When predators wipe out native populations, then the hounds of hell might have to be unleashed, as many islanders know. The world's biggest island, Australia, has long battled the rats, cats, rabbit, fox and dog predation on their native fauna and flora.
The wild dingo (Canis lupus dingo) is another kettle of fish. Being resident for as long as native peoples, as a species, it seems more at ecological peace with its environment, being particularly good at disposing of alien sheep! This new paper from Leila A. Brook, Christopher N. Johnson and Euan G. Ritchie of James Cook University, Deakin University and the University of Tasmania, all in Australia, proposes that the wild dingo is well able to control the predations of cats in the evening, when it is most likely to be active itself. Fox control is also likely.
It's called the top-down control of meso-predators, but it certainly gets on the cats' nerves. When dingoes are exterminated, the cats come out at night, according to the carefully set-up nine camera surveys carried out in Northern Australian rangeland properties.

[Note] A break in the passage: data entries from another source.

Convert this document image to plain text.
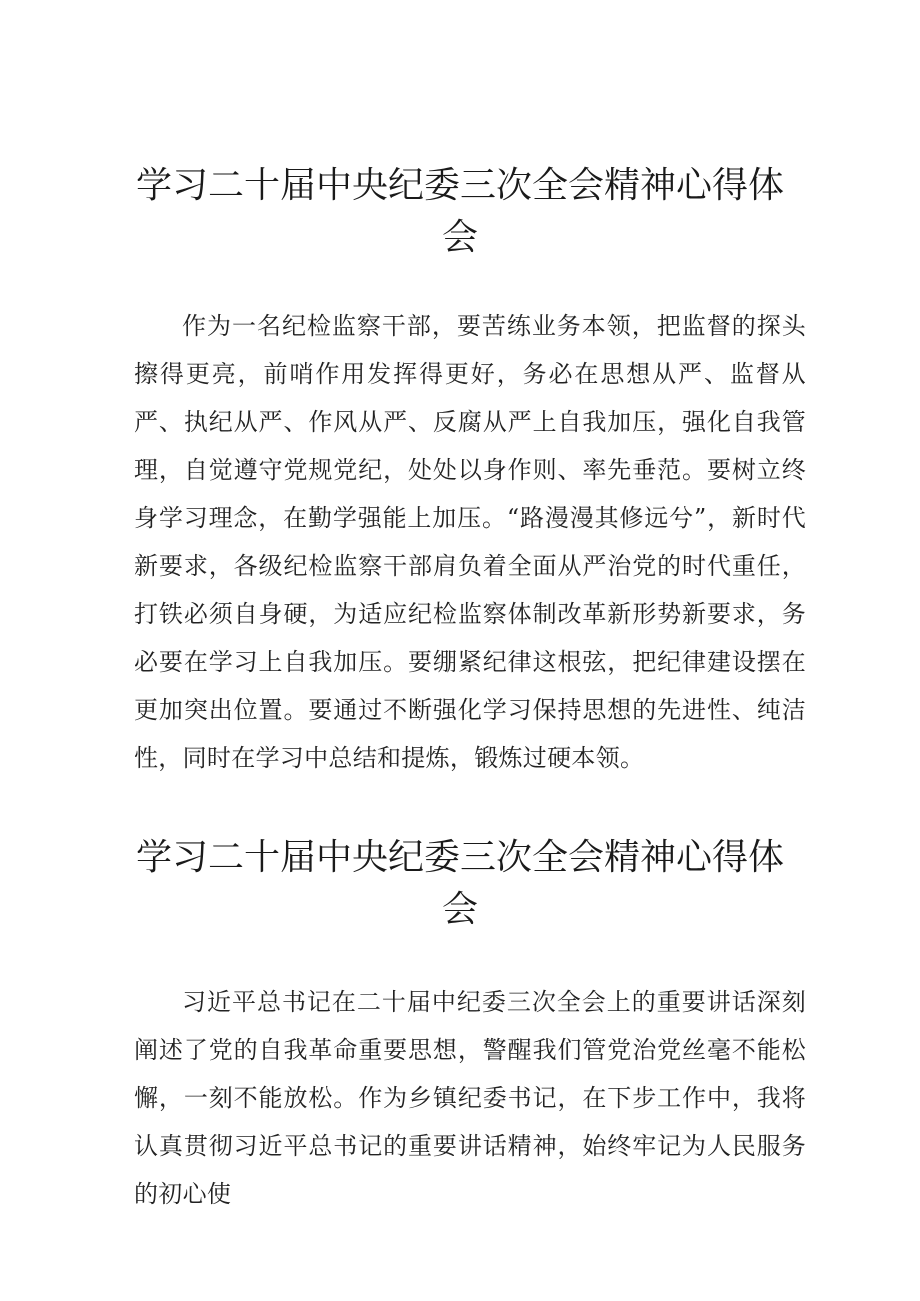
学习二十届中央纪委三次全会精神心得体会

作为一名纪检监察干部，要苦练业务本领，把监督的探头擦得更亮，前哨作用发挥得更好，务必在思想从严、监督从严、执纪从严、作风从严、反腐从严上自我加压，强化自我管理，自觉遵守党规党纪，处处以身作则、率先垂范。要树立终身学习理念，在勤学强能上加压。“路漫漫其修远兮”，新时代新要求，各级纪检监察干部肩负着全面从严治党的时代重任，打铁必须自身硬，为适应纪检监察体制改革新形势新要求，务必要在学习上自我加压。要绷紧纪律这根弦，把纪律建设摆在更加突出位置。要通过不断强化学习保持思想的先进性、纯洁性，同时在学习中总结和提炼，锻炼过硬本领。

学习二十届中央纪委三次全会精神心得体会

习近平总书记在二十届中纪委三次全会上的重要讲话深刻阐述了党的自我革命重要思想，警醒我们管党治党丝毫不能松懈，一刻不能放松。作为乡镇纪委书记，在下步工作中，我将认真贯彻习近平总书记的重要讲话精神，始终牢记为人民服务的初心使
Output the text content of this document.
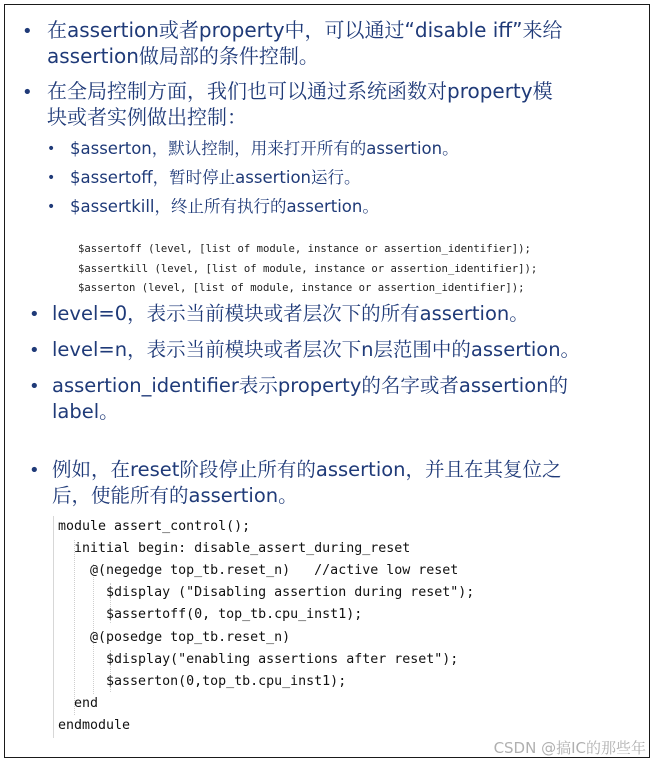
• 在assertion或者property中，可以通过“disable iff”来给
assertion做局部的条件控制。
• 在全局控制方面，我们也可以通过系统函数对property模
块或者实例做出控制：
• $asserton，默认控制，用来打开所有的assertion。
• $assertoff，暂时停止assertion运行。
• $assertkill，终止所有执行的assertion。
$assertoff (level, [list of module, instance or assertion_identifier]);
$assertkill (level, [list of module, instance or assertion_identifier]);
$asserton (level, [list of module, instance or assertion_identifier]);
• level=0，表示当前模块或者层次下的所有assertion。
• level=n，表示当前模块或者层次下n层范围中的assertion。
• assertion_identifier表示property的名字或者assertion的
label。
• 例如，在reset阶段停止所有的assertion，并且在其复位之
后，使能所有的assertion。
module assert_control();
initial begin: disable_assert_during_reset
@(negedge top_tb.reset_n)   //active low reset
$display ("Disabling assertion during reset");
$assertoff(0, top_tb.cpu_inst1);
@(posedge top_tb.reset_n)
$display("enabling assertions after reset");
$asserton(0,top_tb.cpu_inst1);
end
endmodule
CSDN @搞IC的那些年
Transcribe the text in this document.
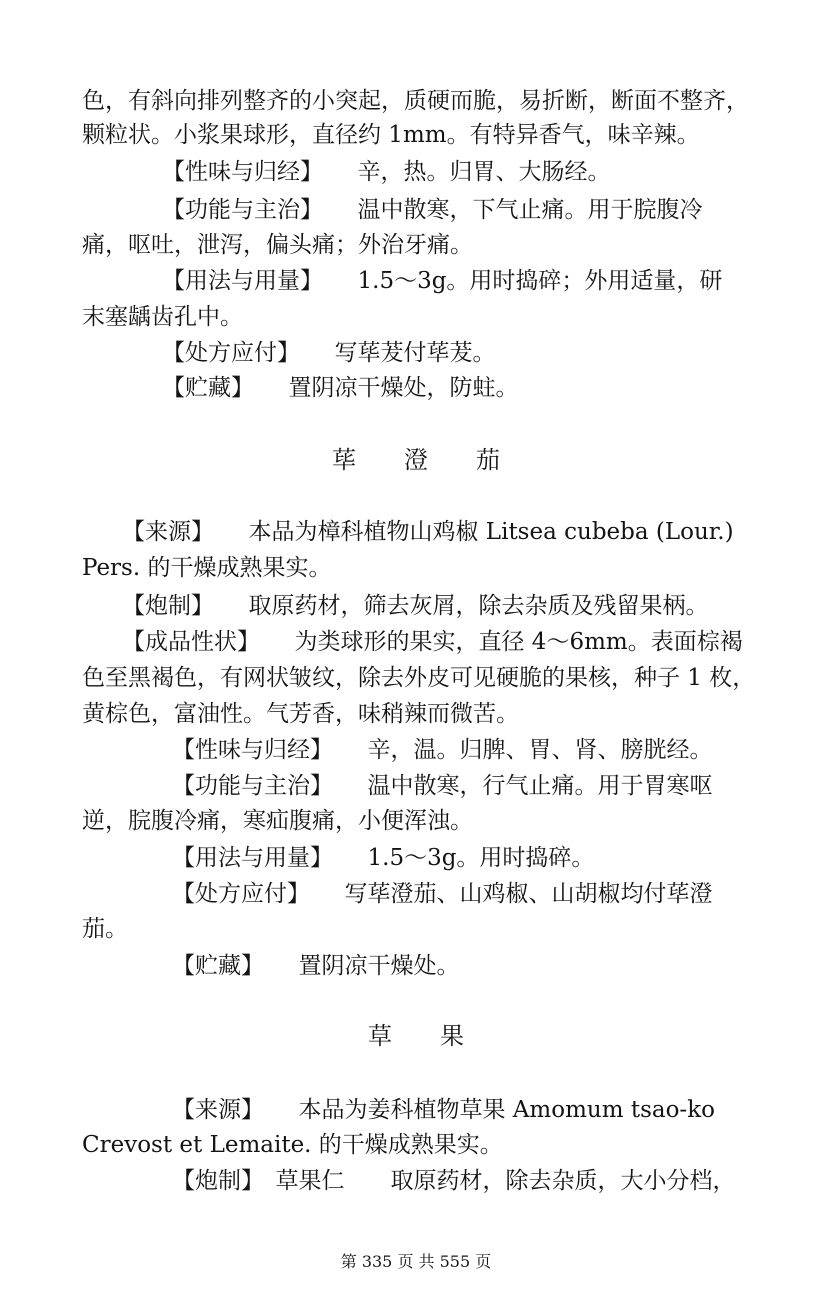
色，有斜向排列整齐的小突起，质硬而脆，易折断，断面不整齐，
颗粒状。小浆果球形，直径约 1mm。有特异香气，味辛辣。
【性味与归经】　　辛，热。归胃、大肠经。
【功能与主治】　　温中散寒，下气止痛。用于脘腹冷
痛，呕吐，泄泻，偏头痛；外治牙痛。
【用法与用量】　　1.5～3g。用时捣碎；外用适量，研
末塞龋齿孔中。
【处方应付】　　写荜茇付荜茇。
【贮藏】　　置阴凉干燥处，防蛀。
荜　　澄　　茄
【来源】　　本品为樟科植物山鸡椒 Litsea cubeba (Lour.)
Pers. 的干燥成熟果实。
【炮制】　　取原药材，筛去灰屑，除去杂质及残留果柄。
【成品性状】　　为类球形的果实，直径 4～6mm。表面棕褐
色至黑褐色，有网状皱纹，除去外皮可见硬脆的果核，种子 1 枚，
黄棕色，富油性。气芳香，味稍辣而微苦。
【性味与归经】　　辛，温。归脾、胃、肾、膀胱经。
【功能与主治】　　温中散寒，行气止痛。用于胃寒呕
逆，脘腹冷痛，寒疝腹痛，小便浑浊。
【用法与用量】　　1.5～3g。用时捣碎。
【处方应付】　　写荜澄茄、山鸡椒、山胡椒均付荜澄
茄。
【贮藏】　　置阴凉干燥处。
草　　果
【来源】　　本品为姜科植物草果 Amomum tsao-ko
Crevost et Lemaite. 的干燥成熟果实。
【炮制】　草果仁　　取原药材，除去杂质，大小分档，
第 335 页 共 555 页
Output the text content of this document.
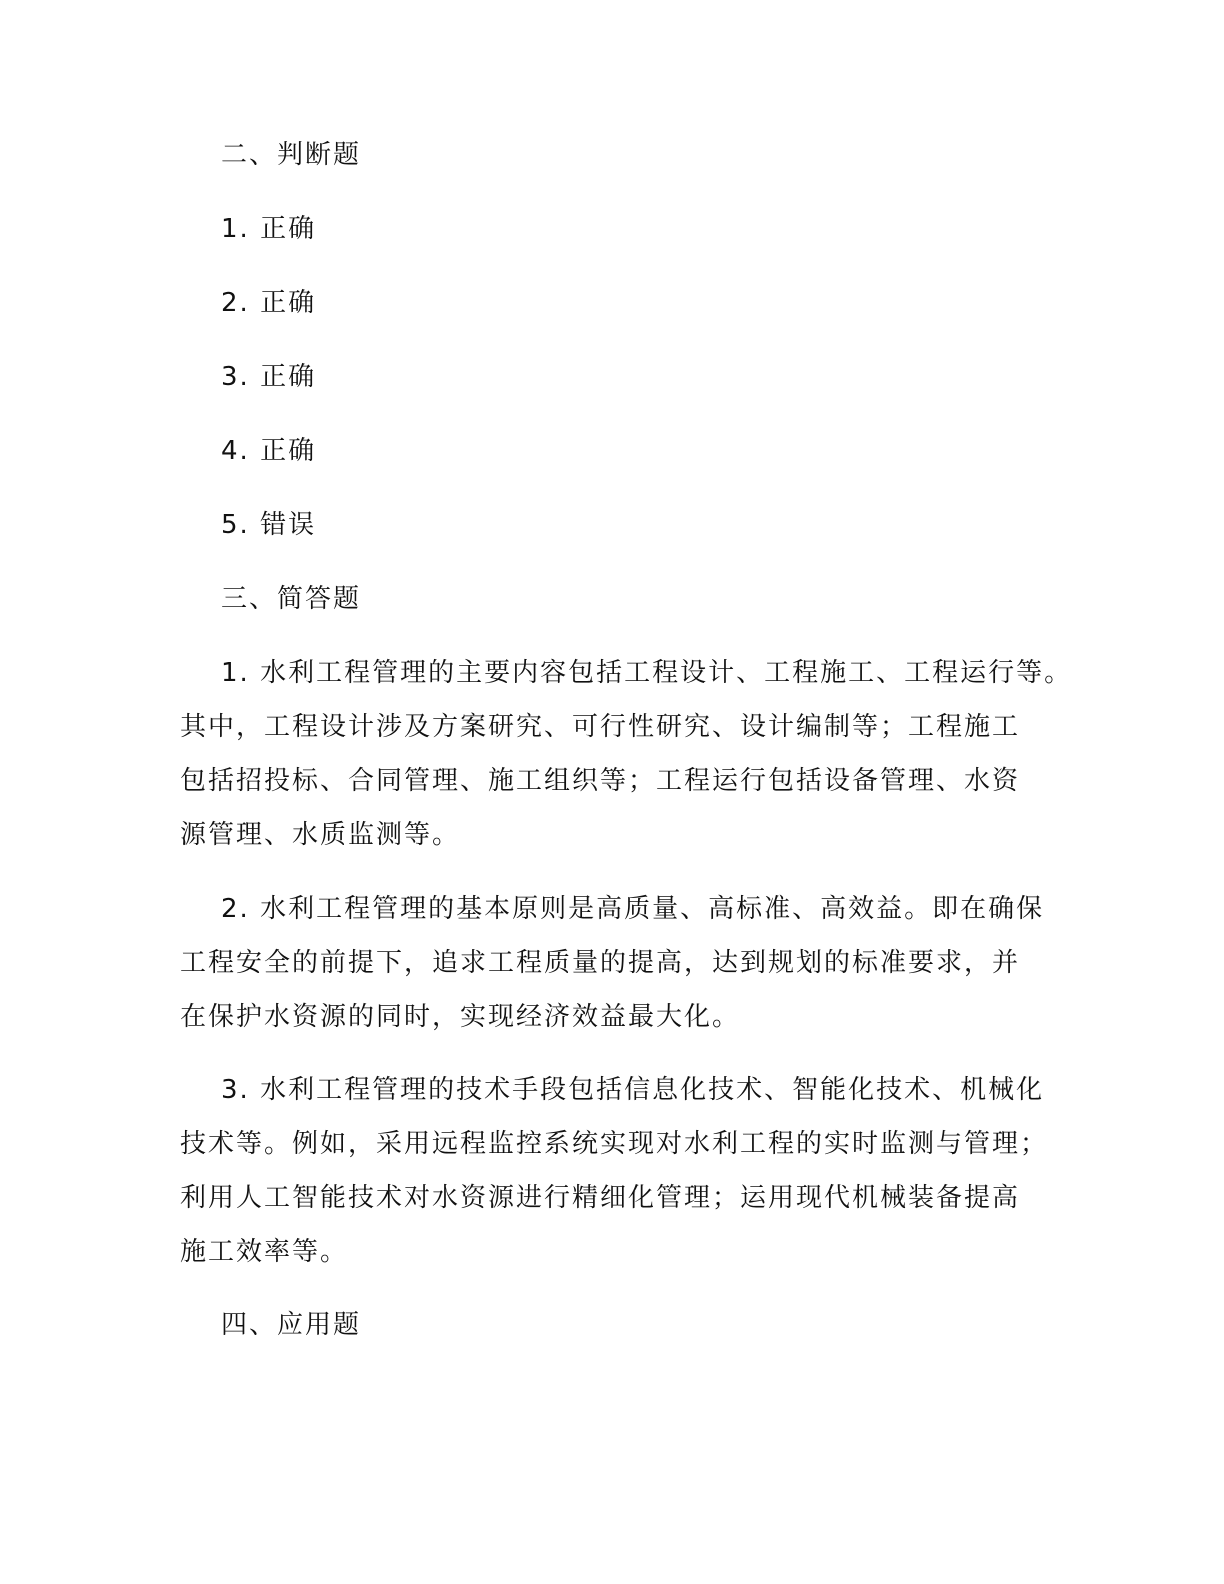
二、判断题
1. 正确
2. 正确
3. 正确
4. 正确
5. 错误
三、简答题
1. 水利工程管理的主要内容包括工程设计、工程施工、工程运行等。
其中，工程设计涉及方案研究、可行性研究、设计编制等；工程施工
包括招投标、合同管理、施工组织等；工程运行包括设备管理、水资
源管理、水质监测等。
2. 水利工程管理的基本原则是高质量、高标准、高效益。即在确保
工程安全的前提下，追求工程质量的提高，达到规划的标准要求，并
在保护水资源的同时，实现经济效益最大化。
3. 水利工程管理的技术手段包括信息化技术、智能化技术、机械化
技术等。例如，采用远程监控系统实现对水利工程的实时监测与管理；
利用人工智能技术对水资源进行精细化管理；运用现代机械装备提高
施工效率等。
四、应用题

Leila Brook explained, "This design allowed us to measure the effects of predator control on dingoes, and test how reduced dingo numbers might affect feral cats."
The dingo was a dawn and dusk animal when uncontrolled, catching larger animals which were abundant at those times. When these dogs were shot or killed by 1080 poison baiting, they gave up the evening shift and only came out at dawn normally. This gave the cats the opportunity and they certainly had the inclination. On cam, the cats avoided areas where dingoes were locally common.
This means the smaller prey survived better there, as dingoes were not interested in them. The native biodiversity would certainly be affected and we need now to know how much? The authors put forward the point that predator control might be doing much more than simply reducing numbers. It was adjusting the dingoes' behaviour to make it less effective as the top predator. To put it as plain as a pikestaff:
"Dingoes and feral cats both eat nocturnal mammals that come out at dusk. Where dingoes were left alone, they were mainly active in the evening and at dawn when they hunt wallabies and kangaroos. But dingo activity was much lower in the evening where dingoes were baited. Feral cats on the other hand, had higher activity levels in the evening in the baited areas, filling the time gap when dingo activity was low. This suggests they can take advantage of the reduced risk of dingo encounter, to hunt at an ideal time for finding and killing small mammals and nocturnal reptiles such as geckos."
Leila finishes her summary by saying that the "Top End," has suffered terrible declines in small mammals recently. These cats can be an obvious cause if many farmers are busily killing off another predator. The Journal of Applied Ecology published the paper. Thanks to the authors for such an instructive paper.